Worship is in great part about relationship. It is weekly sacred work of the community. Inasmuch as we exclude children from the fullness of our worship, we deny ourselves meaningful relationship with those who come after us. As Rev. Robert Eller-Isaacs writes, “May we build a community in which this child will grow old surrounded by beauty, embraced by love, and cradled in the arms of peace.” If we would build this community, then we must do more than welcome our children for a 10-minute story once a month. It behooves us to open our hearts and our minds and our ears to learn from young people, for they have so much to share.
One way we can welcome one another and learn from one another is to celebrate multigenerational worship. In my work in Roman Catholic and Earth-religious communities, I regularly led multigenerational worship services. Children and youth were part of those communities, and so they were assumed to be part of worship.
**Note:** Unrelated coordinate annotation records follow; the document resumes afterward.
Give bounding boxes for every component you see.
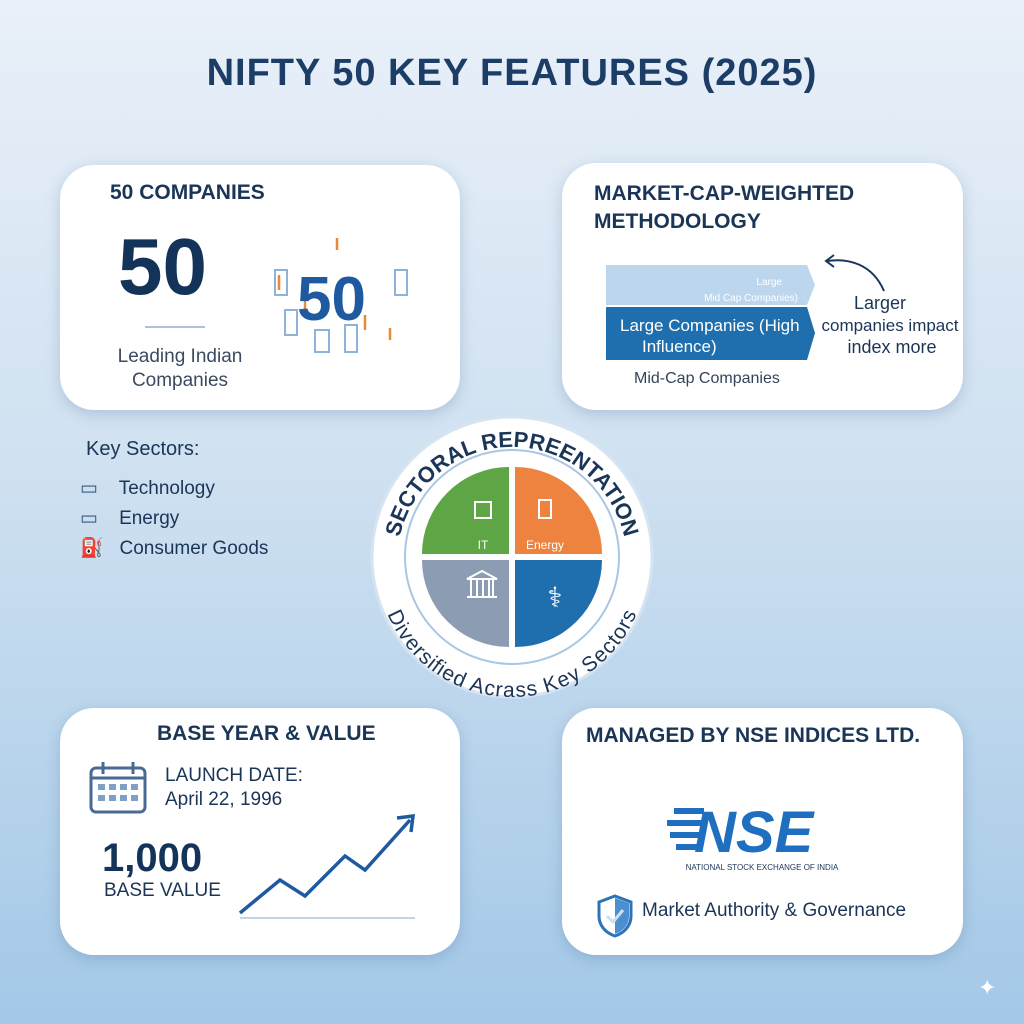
- sectoral representation circle: ⚕: [547, 581, 563, 614]
- sparkle icon: ✦: [978, 975, 996, 1000]
- bar diagram: Large: [756, 277, 782, 288]
- launch date: [165, 765, 303, 810]
- text: leading indian companies: Companies: [132, 370, 228, 391]
- sectoral representation circle: Diversified Acrass Key Sectors: [388, 609, 636, 698]
- sectoral representation circle: SECTORAL REPREENTATION: [386, 432, 639, 536]
- big number: 50: [118, 222, 207, 311]
- heading: 50 COMPANIES: [110, 181, 265, 204]
- panel: base year & value: BASE VALUE: [104, 880, 221, 901]
- text: leading indian companies: [118, 346, 242, 391]
- title: NIFTY 50 KEY FEATURES (2025): [207, 52, 817, 94]
- base value: 1,000: [102, 836, 202, 880]
- key sectors list: ▭ Technology: [80, 478, 215, 499]
- bar diagram: Mid-Cap Companies: [634, 370, 780, 387]
- text: market authority: Market Authority & Governance: [642, 900, 906, 921]
- bar diagram: Mid Cap Companies): [704, 293, 798, 304]
- bar diagram: Influence): [642, 337, 717, 356]
- launch date: April 22, 1996: [165, 789, 282, 810]
- heading: MANAGED BY NSE INDICES LTD.: [586, 724, 920, 747]
- panel: managed by NSE: [562, 708, 963, 955]
- heading: METHODOLOGY: [594, 210, 761, 233]
- key sectors list: ⛽ Consumer Goods: [80, 538, 268, 559]
- heading: Key Sectors:: [86, 438, 199, 460]
- NSE logo: NATIONAL STOCK EXCHANGE OF INDIA: [686, 863, 839, 872]
- bar diagram: index more: [847, 337, 937, 357]
- bar diagram: Larger: [854, 293, 906, 313]
- key sectors list: [80, 438, 268, 559]
- bar diagram: companies impact: [821, 316, 959, 335]
- bar diagram: Large Companies (High: [620, 316, 800, 335]
- sectoral representation circle: [370, 418, 654, 698]
- heading: MARKET-CAP-WEIGHTED: [594, 182, 854, 205]
- icon: shield: [598, 894, 632, 938]
- icon: 50 with buildings: [274, 238, 408, 353]
- sectoral representation circle: IT: [478, 538, 489, 552]
- bar diagram: [606, 254, 959, 387]
- text: leading indian companies: Leading Indian: [118, 346, 242, 367]
- sectoral representation circle: Energy: [526, 538, 564, 552]
- panel: 50 companies: [60, 165, 460, 410]
- key sectors list: ▭ Energy: [80, 508, 179, 529]
- heading: BASE YEAR & VALUE: [157, 722, 376, 745]
- icon: 50 with buildings: 50: [297, 265, 366, 334]
- heading: [594, 182, 854, 233]
- NSE logo: NSE: [694, 800, 816, 865]
- icon: calendar: [90, 762, 146, 814]
- panel: market cap weighted: [562, 163, 963, 410]
- chart: rising line: [238, 814, 415, 919]
- NSE logo: [667, 800, 839, 872]
- launch date: LAUNCH DATE:: [165, 765, 303, 786]
- panel: base year & value: [60, 708, 460, 955]
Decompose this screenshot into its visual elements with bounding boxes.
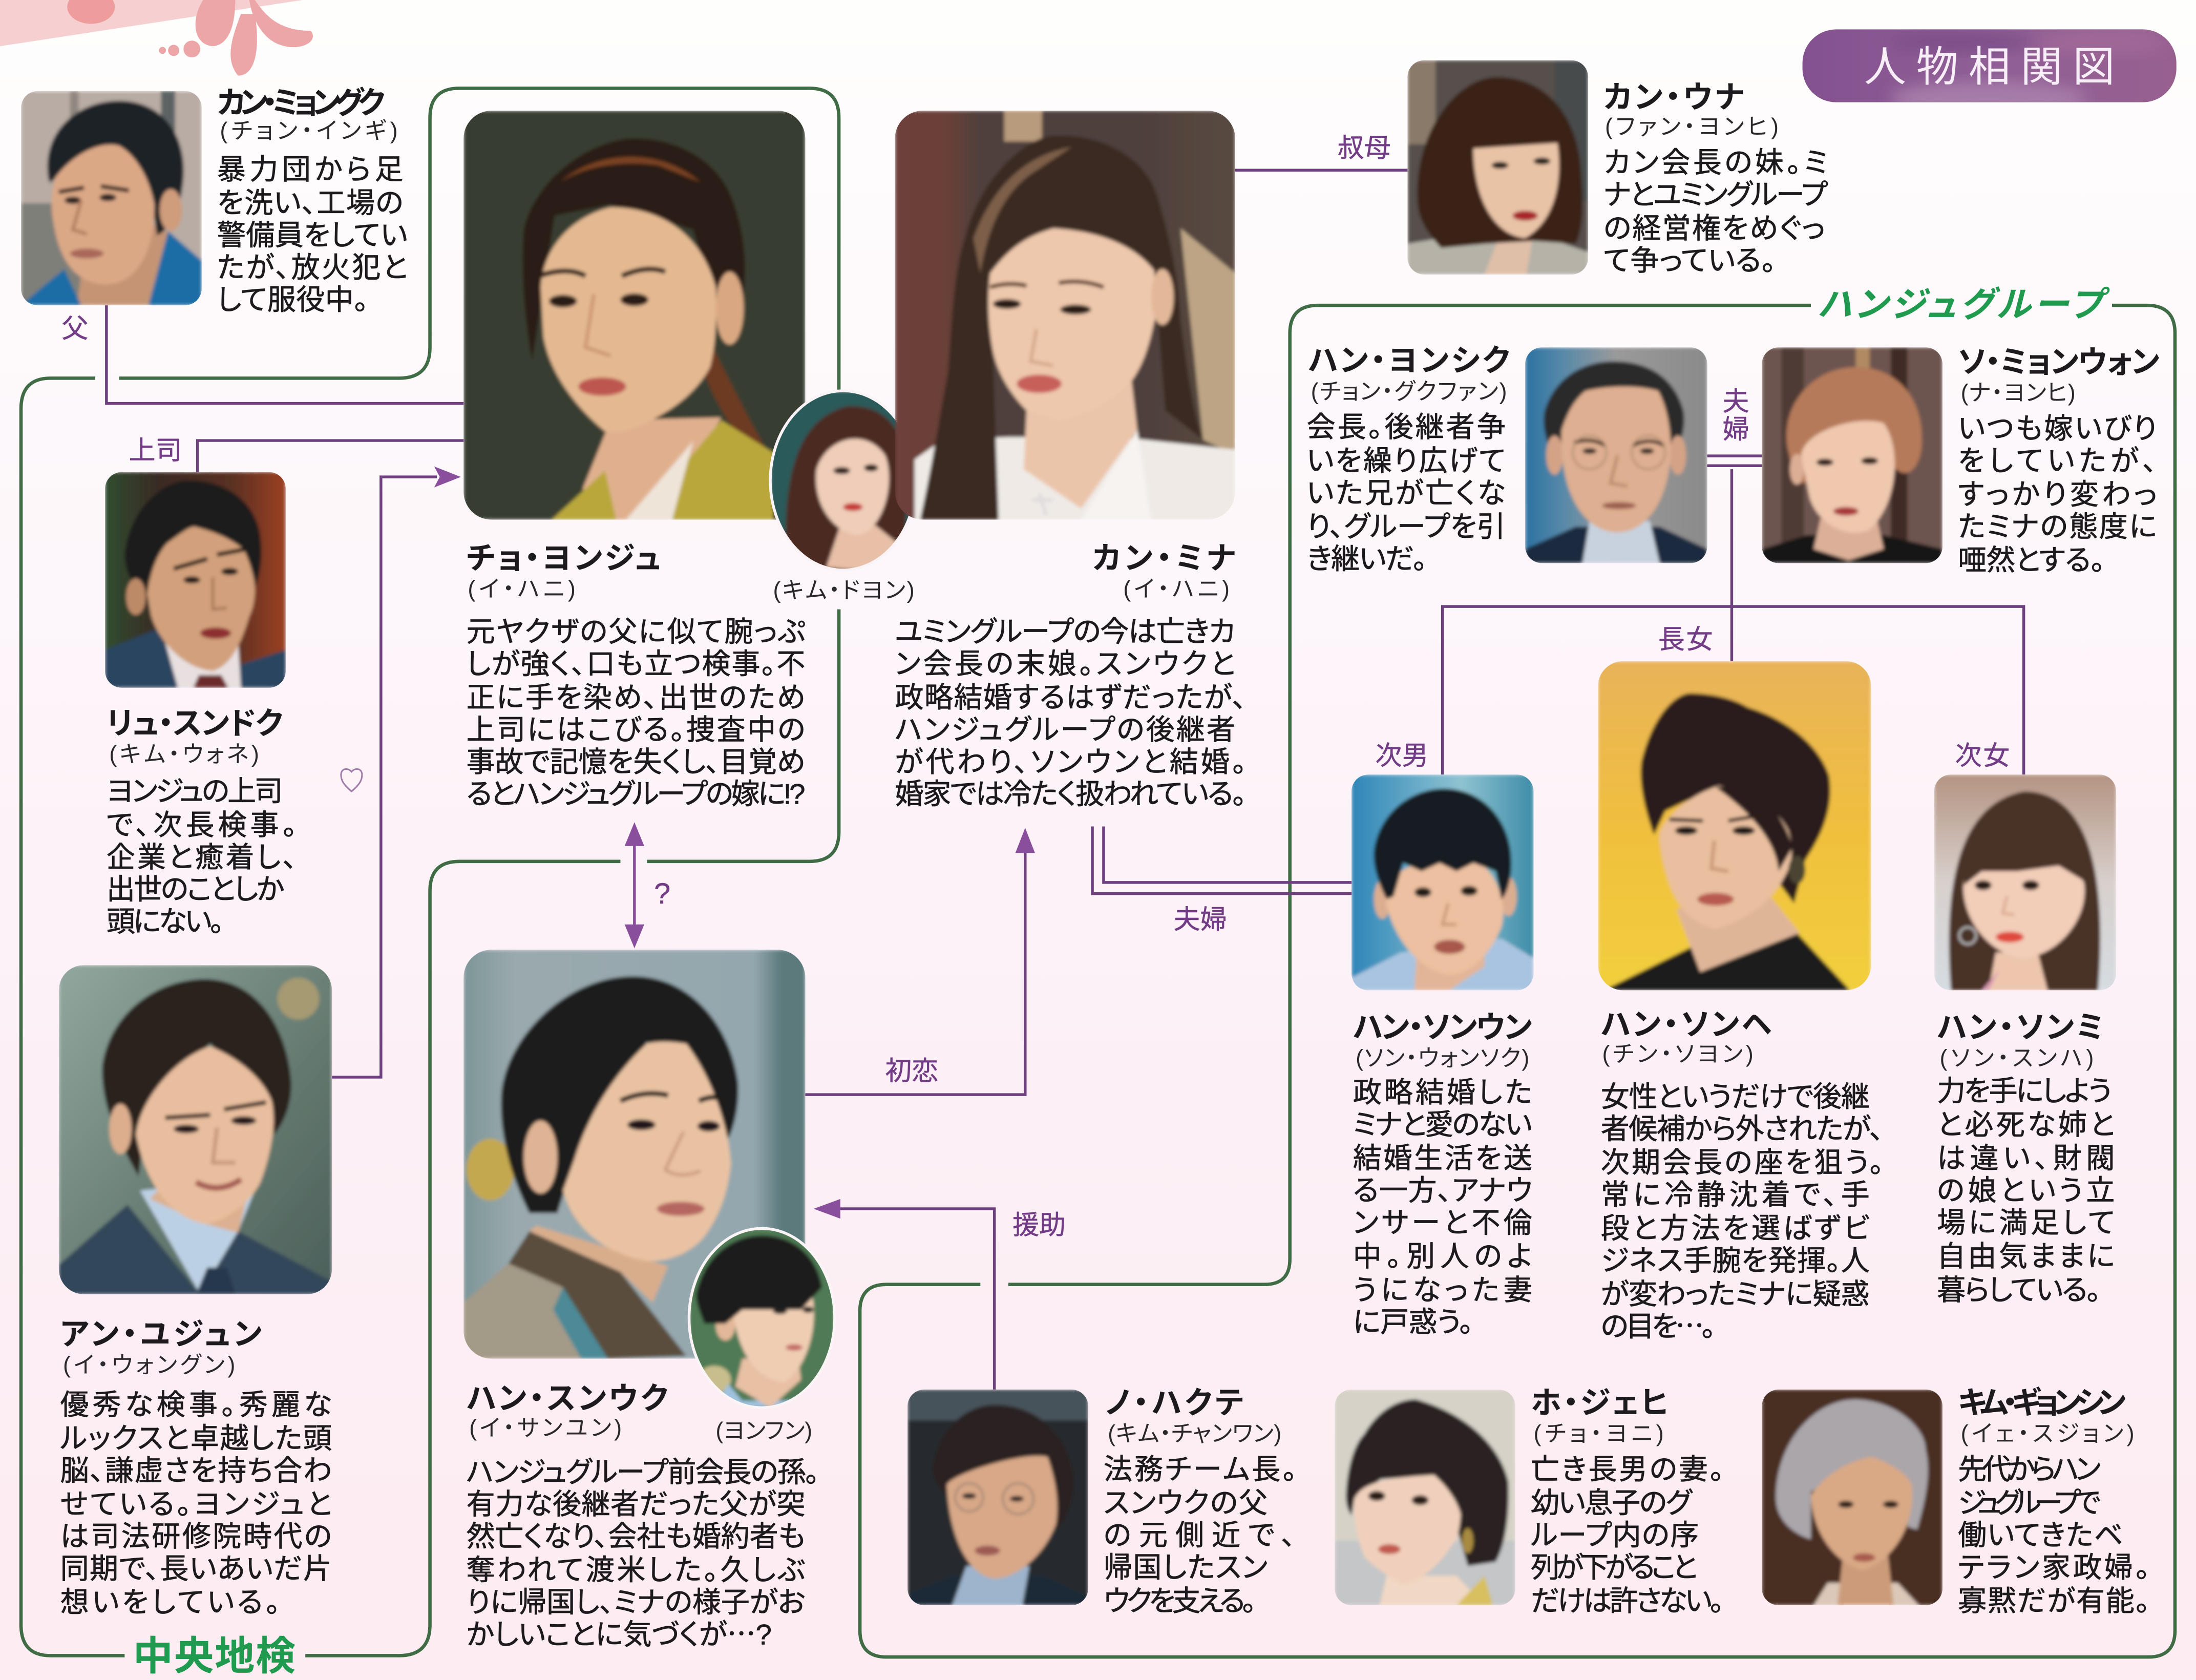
name: カン・ミョングク [217, 86, 385, 120]
description: 優秀な検事。秀麗な [60, 1389, 332, 1421]
actor: (ソン・スンハ) [1940, 1045, 2094, 1071]
description: 元ヤクザの父に似て腕っぷ [467, 615, 805, 647]
actor: (チン・ソヨン) [1602, 1041, 1754, 1067]
name: ハン・ソンウン [1353, 1010, 1532, 1044]
description: る一方、アナウ [1353, 1174, 1532, 1207]
photo: ハン・ヨンシク [1525, 347, 1707, 563]
photo: ハン・ソンミ [1934, 774, 2116, 990]
relation: family tree to children: 長女 [1658, 625, 1713, 655]
description: 中。別人のよ [1353, 1240, 1532, 1272]
description: 帰国したスン [1104, 1551, 1268, 1583]
description: ヨンジュの上司 [107, 775, 283, 807]
photo: ホ・ジェヒ [1335, 1390, 1515, 1605]
description: 政略結婚した [1353, 1076, 1532, 1108]
description: 自由気ままに [1937, 1240, 2115, 1272]
description: 会長。後継者争 [1306, 411, 1506, 443]
photo: ノ・ハクテ [907, 1390, 1088, 1605]
description: 亡き長男の妻。 [1531, 1453, 1724, 1485]
description [217, 153, 408, 316]
inset photo: キム・ドヨン [769, 389, 917, 574]
relation: family tree to children: 次男 [1375, 741, 1428, 771]
description: 者候補から外されたが、 [1601, 1112, 1884, 1145]
description [1104, 1453, 1297, 1617]
description: が代わり、ソンウンと結婚。 [895, 746, 1247, 778]
description: に戸惑う。 [1353, 1306, 1473, 1338]
decoration: pink floral corner [0, 0, 313, 76]
description: ハンジュグループの後継者 [895, 713, 1235, 746]
name: ハン・ヨンシク [1308, 344, 1510, 378]
panel: アン・ユジュン [59, 965, 332, 1619]
photo: カン・ミョングク [21, 91, 202, 305]
relation: 初恋: 初恋 [885, 1056, 938, 1086]
description: ジュグループで [1958, 1486, 2101, 1519]
description: ジネス手腕を発揮。人 [1601, 1244, 1870, 1276]
relation: double arrow with question mark [625, 822, 670, 948]
panel: ソ・ミョンウォン [1762, 345, 2160, 576]
panel: キム・ギョンシン [1762, 1385, 2150, 1617]
description: 次期会長の座を狙う。 [1601, 1146, 1884, 1179]
relation: 父 [61, 305, 463, 404]
actor: (イ・ハニ) [1123, 576, 1230, 602]
description [1958, 412, 2157, 576]
description [467, 615, 805, 810]
description: ルックスと卓越した頭 [60, 1422, 332, 1455]
panel: ノ・ハクテ [907, 1385, 1297, 1617]
actor: (イェ・スジョン) [1961, 1420, 2135, 1446]
relation: 上司 [129, 436, 463, 472]
panel: ハン・スンウク [463, 950, 836, 1653]
actor: (イ・ハニ) [468, 576, 576, 602]
photo: ハン・ソンヘ [1598, 661, 1871, 990]
description [1937, 1075, 2115, 1306]
description: いを繰り広げて [1306, 445, 1506, 477]
arrow: アン・ユジュン to チョ・ヨンジュ [332, 467, 461, 1077]
description: 唖然とする。 [1958, 544, 2105, 576]
description: ン会長の末娘。スンウクと [895, 647, 1235, 680]
description: 列が下がること [1531, 1551, 1697, 1583]
relation: 援助: 援助 [1012, 1210, 1066, 1240]
description: カン会長の妹。ミ [1603, 146, 1828, 178]
name: ノ・ハクテ [1105, 1385, 1243, 1420]
description: 正に手を染め、出世のため [467, 681, 805, 713]
actor: (ナ・ヨンヒ) [1961, 380, 2076, 406]
description: 政略結婚するはずだったが、 [895, 681, 1247, 713]
relation: family tree to children [1375, 469, 2024, 774]
description: 女性というだけで後継 [1601, 1080, 1870, 1112]
description: 警備員をしてい [217, 219, 408, 251]
description: 段と方法を選ばずビ [1601, 1212, 1870, 1244]
description: 法務チーム長。 [1104, 1453, 1297, 1485]
description: かしいことに気づくが…? [467, 1612, 772, 1653]
photo: キム・ギョンシン [1762, 1390, 1942, 1605]
actor: (チョン・グクファン) [1311, 378, 1507, 404]
title badge: 人物相関図 [1803, 29, 2177, 102]
description: は違い、財閥 [1937, 1142, 2115, 1174]
description: るとハンジュグループの嫁に!? [467, 778, 805, 810]
photo: アン・ユジュン [59, 965, 332, 1294]
description [1603, 146, 1828, 277]
description: ハンジュグループ前会長の孫。 [467, 1456, 819, 1488]
name: カン・ミナ [1092, 541, 1235, 575]
description: 上司にはこびる。捜査中の [467, 713, 805, 746]
description [1531, 1453, 1724, 1617]
panel: ハン・ソンヘ [1598, 661, 1884, 1345]
actor: (チョン・インギ) [220, 118, 398, 144]
relation: 上司: 上司 [129, 436, 182, 466]
panel: ハン・ソンウン [1352, 774, 1533, 1338]
label: ハンジュグループ: ハンジュグループ [1818, 285, 2110, 324]
description: だけは許さない。 [1531, 1585, 1724, 1617]
description: 然亡くなり、会社も婚約者も [467, 1520, 805, 1552]
description: たミナの態度に [1958, 510, 2157, 542]
description: たが、放火犯と [217, 251, 408, 283]
relation: 夫婦 会長夫妻 [1707, 387, 1762, 466]
description [60, 1389, 332, 1619]
actor: (イ・サンユン) [469, 1415, 622, 1441]
description: 婚家では冷たく扱われている。 [895, 778, 1247, 810]
relation: 夫婦 カン・ミナとソンウン [1092, 826, 1352, 935]
description: ループ内の序 [1531, 1519, 1699, 1551]
relation: 初恋 [805, 828, 1035, 1095]
description: は司法研修院時代の [60, 1520, 332, 1552]
description: 有力な後継者だった父が突 [467, 1488, 805, 1520]
name: ハン・ソンヘ [1601, 1007, 1771, 1042]
actor: (ソン・ウォンソク) [1356, 1045, 1529, 1071]
description: りに帰国し、ミナの様子がお [467, 1586, 805, 1619]
description: 暮らしている。 [1937, 1274, 2101, 1306]
description: ナとユミングループ [1603, 178, 1828, 211]
relation: 夫婦 会長夫妻: 婦 [1723, 415, 1749, 445]
panel: ハン・ヨンシク [1306, 344, 1707, 575]
relation: double arrow with question mark: ? [654, 877, 670, 910]
description [107, 775, 297, 938]
description [895, 615, 1247, 810]
description: 結婚生活を送 [1353, 1142, 1532, 1174]
actor: (キム・ウォネ) [109, 741, 259, 767]
description: で、次長検事。 [107, 809, 297, 841]
description: ミナと愛のない [1353, 1108, 1532, 1141]
relation: 叔母: 叔母 [1338, 133, 1391, 163]
description: 奪われて渡米した。久しぶ [467, 1554, 805, 1586]
description: 出世のことしか [107, 873, 284, 906]
description [1958, 1453, 2150, 1617]
panel: カン・ミョングク [21, 86, 408, 316]
relation: 父: 父 [61, 314, 88, 344]
name: ソ・ミョンウォン [1958, 345, 2160, 379]
description [1306, 411, 1506, 575]
name: カン・ウナ [1603, 80, 1744, 115]
description: 常に冷静沈着で、手 [1601, 1179, 1870, 1211]
description: 場に満足して [1937, 1207, 2115, 1239]
title badge: 人物相関図: 人物相関図 [1864, 44, 2115, 91]
panel: ハン・ソンミ [1934, 774, 2116, 1306]
description: 力を手にしよう [1937, 1075, 2112, 1107]
photo: ハン・スンウク [463, 950, 805, 1359]
relation: 援助 [814, 1199, 1066, 1390]
actor: (キム・チャンワン) [1108, 1420, 1281, 1446]
name: アン・ユジュン [60, 1317, 262, 1351]
description [1353, 1076, 1532, 1338]
description: 同期で、長いあいだ片 [60, 1552, 332, 1585]
description: せている。ヨンジュと [60, 1488, 332, 1520]
actor: (イ・ウォングン) [63, 1352, 235, 1378]
relation: family tree to children: 次女 [1955, 741, 2010, 771]
name: キム・ギョンシン [1958, 1385, 2126, 1420]
description: を洗い、工場の [217, 187, 404, 219]
description: 働いてきたベ [1958, 1519, 2123, 1551]
description: の元側近で、 [1104, 1519, 1296, 1551]
panel: ホ・ジェヒ [1335, 1385, 1724, 1617]
description: と必死な姉と [1937, 1108, 2115, 1141]
description: 先代からハン [1958, 1453, 2101, 1485]
description: をしていたが、 [1958, 445, 2157, 477]
description: が変わったミナに疑惑 [1601, 1278, 1870, 1310]
description: 事故で記憶を失くし、目覚め [467, 746, 805, 778]
relation: 夫婦 会長夫妻: 夫 [1723, 387, 1749, 416]
description: の経営権をめぐっ [1603, 212, 1825, 244]
relation: 夫婦 カン・ミナとソンウン: 夫婦 [1174, 905, 1227, 935]
description [467, 1456, 819, 1653]
description: て争っている。 [1603, 244, 1776, 277]
description: うになった妻 [1353, 1274, 1532, 1306]
photo: チョ・ヨンジュ [463, 111, 805, 520]
description: 暴力団から足 [217, 153, 404, 185]
actor: (チョ・ヨニ) [1533, 1420, 1664, 1446]
description: き継いだ。 [1306, 542, 1427, 575]
photo: ハン・ソンウン [1352, 774, 1533, 990]
description: いつも嫁いびり [1958, 412, 2157, 445]
panel: カン・ミナ [895, 111, 1247, 810]
description: 寡黙だが有能。 [1958, 1585, 2150, 1617]
inset actor: (キム・ドヨン) [773, 577, 915, 603]
photo: カン・ミナ [895, 111, 1235, 520]
description: スンウクの父 [1104, 1486, 1268, 1519]
photo: ソ・ミョンウォン [1762, 347, 1942, 563]
label: 中央地検: 中央地検 [133, 1633, 295, 1678]
description: して服役中。 [217, 283, 368, 316]
panel: カン・ウナ [1407, 60, 1828, 277]
inset actor: (ヨンフン) [715, 1418, 812, 1444]
description [1601, 1080, 1884, 1345]
description: の目を…。 [1601, 1304, 1716, 1345]
description: すっかり変わっ [1958, 478, 2157, 510]
photo: カン・ウナ [1407, 60, 1588, 275]
description: 頭にない。 [107, 906, 224, 938]
description: 脳、謙虚さを持ち合わ [60, 1455, 332, 1487]
actor: (ファン・ヨンヒ) [1605, 114, 1779, 140]
description: いた兄が亡くな [1306, 477, 1506, 509]
description: しが強く、口も立つ検事。不 [467, 647, 805, 680]
name: ハン・スンウク [467, 1381, 668, 1416]
description: 企業と癒着し、 [107, 841, 297, 873]
description: の娘という立 [1937, 1174, 2115, 1207]
panel: チョ・ヨンジュ [463, 111, 917, 810]
description: ンサーと不倫 [1353, 1207, 1532, 1239]
description: 幼い息子のグ [1531, 1486, 1693, 1519]
inset photo: ヨンフン [688, 1227, 836, 1411]
description: 想いをしている。 [60, 1586, 280, 1619]
icon: heart [341, 769, 362, 791]
name: リュ・スンドク [107, 706, 283, 741]
description: ウクを支える。 [1104, 1585, 1256, 1617]
description: テラン家政婦。 [1958, 1551, 2150, 1583]
description: ユミングループの今は亡きカ [895, 615, 1235, 647]
panel: リュ・スンドク [105, 472, 297, 938]
name: ハン・ソンミ [1937, 1010, 2104, 1044]
description: り、グループを引 [1306, 510, 1506, 542]
photo: リュ・スンドク [105, 472, 286, 688]
name: ホ・ジェヒ [1531, 1385, 1668, 1420]
name: チョ・ヨンジュ [467, 541, 661, 575]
Especially through my work with Four Quarters Interfaith Sanctuary, I learned how to build effective, compelling multigenerational worship by attending to different learning and engagement styles and by writing so that children, youth, and adults of any age could fully, wholeheartedly participate.
There are times when children need worship time with just one another, when youth plan, organize, and celebrate worship with just one another, and times when adults worship just with one another. These “caucuses” are right and appropriate for all our developmental needs. And yet celebrating together is often right, appropriate, and meaningful for all ages.
Not every sermon is for every person. Not every worship service speaks to every one of us. That is as it should be. We are theologically diverse, with many ways of thinking and being in the world. Embracing difference means creating and joyfully participating in multigenerational worship.
Multigenerational worship is about delighting the senses. It is about engaging parts of ourselves that, as adults, we may neglect. It is not about “dumbing down,” for surely our children have as much to teach us as they have to learn from us.